Warminster
an English market town with a long and proud history.
You will find our town in South West Wiltshire, almost exactly halfway along the
road between the cities of Salisbury and Bath. Warminster was once dubbed "the most
drunken town in Wiltshire" but this was always unjustified because Warminster was
a market town, the largest inland grain market in South West England. There may have
been more public houses per head of population here than anywhere else in Wiltshire,
but this only demonstrates our hospitality to all the people who came here to trade.

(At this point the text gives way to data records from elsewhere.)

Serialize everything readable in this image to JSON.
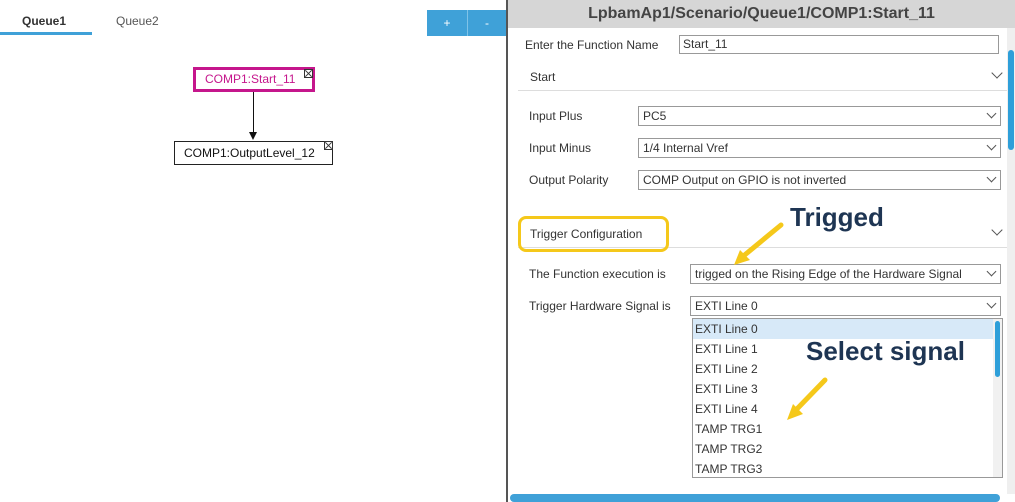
{
  "tabs": [
    "Queue1",
    "Queue2"
  ],
  "toolbar": {
    "plus_label": "+",
    "minus_label": "-"
  },
  "canvas": {
    "node1_label": "COMP1:Start_11",
    "node2_label": "COMP1:OutputLevel_12"
  },
  "panel": {
    "title": "LpbamAp1/Scenario/Queue1/COMP1:Start_11",
    "function_name_label": "Enter the Function Name",
    "function_name_value": "Start_11",
    "start_section": "Start",
    "input_plus_label": "Input Plus",
    "input_plus_value": "PC5",
    "input_minus_label": "Input Minus",
    "input_minus_value": "1/4 Internal Vref",
    "output_polarity_label": "Output Polarity",
    "output_polarity_value": "COMP Output on GPIO is not inverted",
    "trigger_section": "Trigger Configuration",
    "func_exec_label": "The Function execution is",
    "func_exec_value": "trigged on the Rising Edge of the Hardware Signal",
    "trigger_hw_label": "Trigger Hardware Signal is",
    "trigger_hw_value": "EXTI Line 0",
    "dropdown_options": [
      "EXTI Line 0",
      "EXTI Line 1",
      "EXTI Line 2",
      "EXTI Line 3",
      "EXTI Line 4",
      "TAMP TRG1",
      "TAMP TRG2",
      "TAMP TRG3"
    ]
  },
  "annotations": {
    "trigged": "Trigged",
    "select_signal": "Select signal"
  },
  "colors": {
    "accent": "#3fa1d8",
    "node_highlight": "#c5168c",
    "callout_yellow": "#f5c81a",
    "callout_text": "#1e3553"
  }
}
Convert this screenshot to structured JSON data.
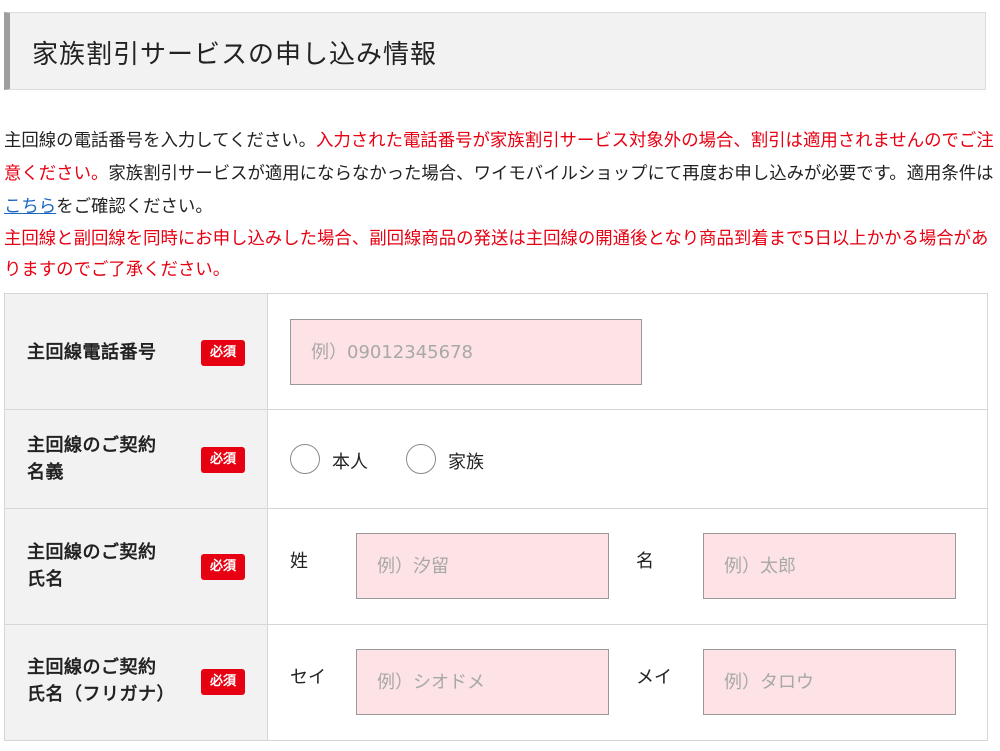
{
  "section": {
    "title": "家族割引サービスの申し込み情報"
  },
  "notice": {
    "part1": "主回線の電話番号を入力してください。",
    "part2_red": "入力された電話番号が家族割引サービス対象外の場合、割引は適用されませんのでご注意ください。",
    "part3": "家族割引サービスが適用にならなかった場合、ワイモバイルショップにて再度お申し込みが必要です。適用条件は",
    "link": "こちら",
    "part4": "をご確認ください。",
    "part5_red": "主回線と副回線を同時にお申し込みした場合、副回線商品の発送は主回線の開通後となり商品到着まで5日以上かかる場合がありますのでご了承ください。"
  },
  "required_label": "必須",
  "rows": {
    "phone": {
      "label": "主回線電話番号",
      "placeholder": "例）09012345678"
    },
    "holder": {
      "label_line1": "主回線のご契約",
      "label_line2": "名義",
      "option1": "本人",
      "option2": "家族"
    },
    "name": {
      "label_line1": "主回線のご契約",
      "label_line2": "氏名",
      "sei": "姓",
      "mei": "名",
      "sei_placeholder": "例）汐留",
      "mei_placeholder": "例）太郎"
    },
    "kana": {
      "label_line1": "主回線のご契約",
      "label_line2": "氏名（フリガナ）",
      "sei": "セイ",
      "mei": "メイ",
      "sei_placeholder": "例）シオドメ",
      "mei_placeholder": "例）タロウ"
    }
  }
}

Warminster was well established before the Norman Conquest and, until the late 18th
century, wool and woollen cloth were important to its economy. Warminster did not
benefit from the introduction of machinery into the cloth industry because the town
has no suitable river to power a water wheel and none of the new canals came to the
town, so that bringing coal to fire a steam engine was not a practical proposition
either.
Fortunately for Warminster, the growth of towns and cities and changes in agricultural
practice brought more trade to Warminster’s corn market. A thriving market calls
for welcoming inns and taverns - and taverns need ale. On the back of a busy market
therefore, a malting and brewing industry developed. This trade also prospered for
many years.
The arrival of the Railway was expected to bring even more trade to the market. Unfortunately,
it had the opposite effect and the corn market declined. The effect on the town was
drastic and in the early years of the 20th century, when most towns were growing,
Warminster’s population did not increase.
Today, Warminster is best known as a Garrison Town. Its position near the Salisbury
Plain and its efficient rail and road links made it a good choice for the construction,
shortly before World War II, of a large barracks at the edge of the town.
Warminster still makes visitors welcome.